Klack… klack macht es. Ihr stockt der Atem. Da ist jemand an der
Tür. Das gibt's doch nicht. Er kommt doch noch! Schnell ein
Pfefferminzbonbon zwischen die Zähne, schnell zur Tür. Halt, erst
noch ein kurzer Blick in den Flurspiegel. Tür auf, auf den Lippen
ein großes Hallo. Sie sieht - nichts. Nichts und niemanden. Bei den
Nachbarn gegenüber steht die Wohnungstür offen, kehliges Lachen
dringt aus der Stube. Langsam senkt sich ihr Blick und fällt direkt
in die großen, strahlenden Augen eines dreijährigen Mädchens, das
sich an den Türrahmen schmiegt und sie neugierig betrachtet. Das ist
doch die Kleinste von den Nachbarn. „Ja, was machst du denn da?" Sie
wundert sich, wie anders ihre Stimme plötzlich klingt. Sanft, fast
fröhlich. - „Zu dir." „Zu mir?" Eifriges Kopfnicken, lachende Augen.
„Ja, was machen wir denn jetzt, du musst doch zurück!" „Reingehn.
Schokolade." „O.K., aber dann bring ich dich wieder zu Mama und
Papa." Kopfnicken.
Ein paar Minuten später trägt die Frau das Mädchen zu den
überraschten Eltern zurück. Etwas hat sich in diesen Minuten
verändert, das spürt sie. Es sind die Kinderaugen, die ihre schweren
Gedanken in Luft auflösen, die keinen Trübsinn mehr zulassen für
diesen Abend. Wenn ein Kind dich anstrahlt, strahlst du einfach mit.
Da bleibt etwas. Sie nimmt die strahlenden Augen, diese entwaffnende
Ehrlichkeit, dieses offen getragene Herz des Mädchens mit sich in
ihre Wohnung zurück, räumt den Tisch ab, blickt verträumt auf die
Krippe und das Kind darin. Weihnachten im Hasenbergl in München und
im Gärtla in Hof.
Meine Lieben, wir sind schon Gottes Kinder; es ist aber noch nicht
offenbar geworden, was wir sein werden, ruft uns der Verfasser des
Johannesbriefs heute ins Herz. Ihr wisst ja gar nicht, was alles in
euch steckt, so lange, bis ihr dem Kind begegnet, dem Kind in der
Krippe und dem Kind in euch.
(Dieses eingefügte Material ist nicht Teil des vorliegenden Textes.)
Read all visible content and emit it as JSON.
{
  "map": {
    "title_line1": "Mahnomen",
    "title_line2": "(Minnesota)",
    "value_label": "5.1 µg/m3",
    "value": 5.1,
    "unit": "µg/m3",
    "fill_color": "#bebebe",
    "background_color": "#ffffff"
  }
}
Wer das Kind umarmt, schließt die
Augen, vergisst von einem Moment auf den anderen alles, was das
Leben schwer macht, alle Sorgen und allen Kummer, der wird frei vom
Zwang und der Macht des Bösen, der begreift etwas von Gottes Blick
auf diese Welt und was unser Leben sein könnte: Leben frei von den
Lasten der Vergangenheit; Leben frei von aller Angst vor dem, was da
kommen mag; frei auch von Todesangst; Leben ganz in der Gegenwart,
mit Herz und Verstand! In Kindersprache gesagt: leben mit hüpfendem
Herzen.
Ihr seid Gottes Kinder! Ihr könnt leben wie Gottes Kinder! Kein
Wunder, wenn Gott uns zu Weihnachten ein Kind schenkt. Weihnachten
im Hasenbergl in München und im Gärtla in Hof. Ein Stockwerk höher
packt ein Junge seine erste eigene Gitarre aus, hält sie behutsam in
Händen, verzieht sich in sein Zimmer damit, betrachtet sie
ehrfurchtsvoll. Er wohnt Wand an Wand mit dem Kinderzimmer einer
Nachbarfamilie. Er hört, wie im angrenzenden Raum ein Baby schreit.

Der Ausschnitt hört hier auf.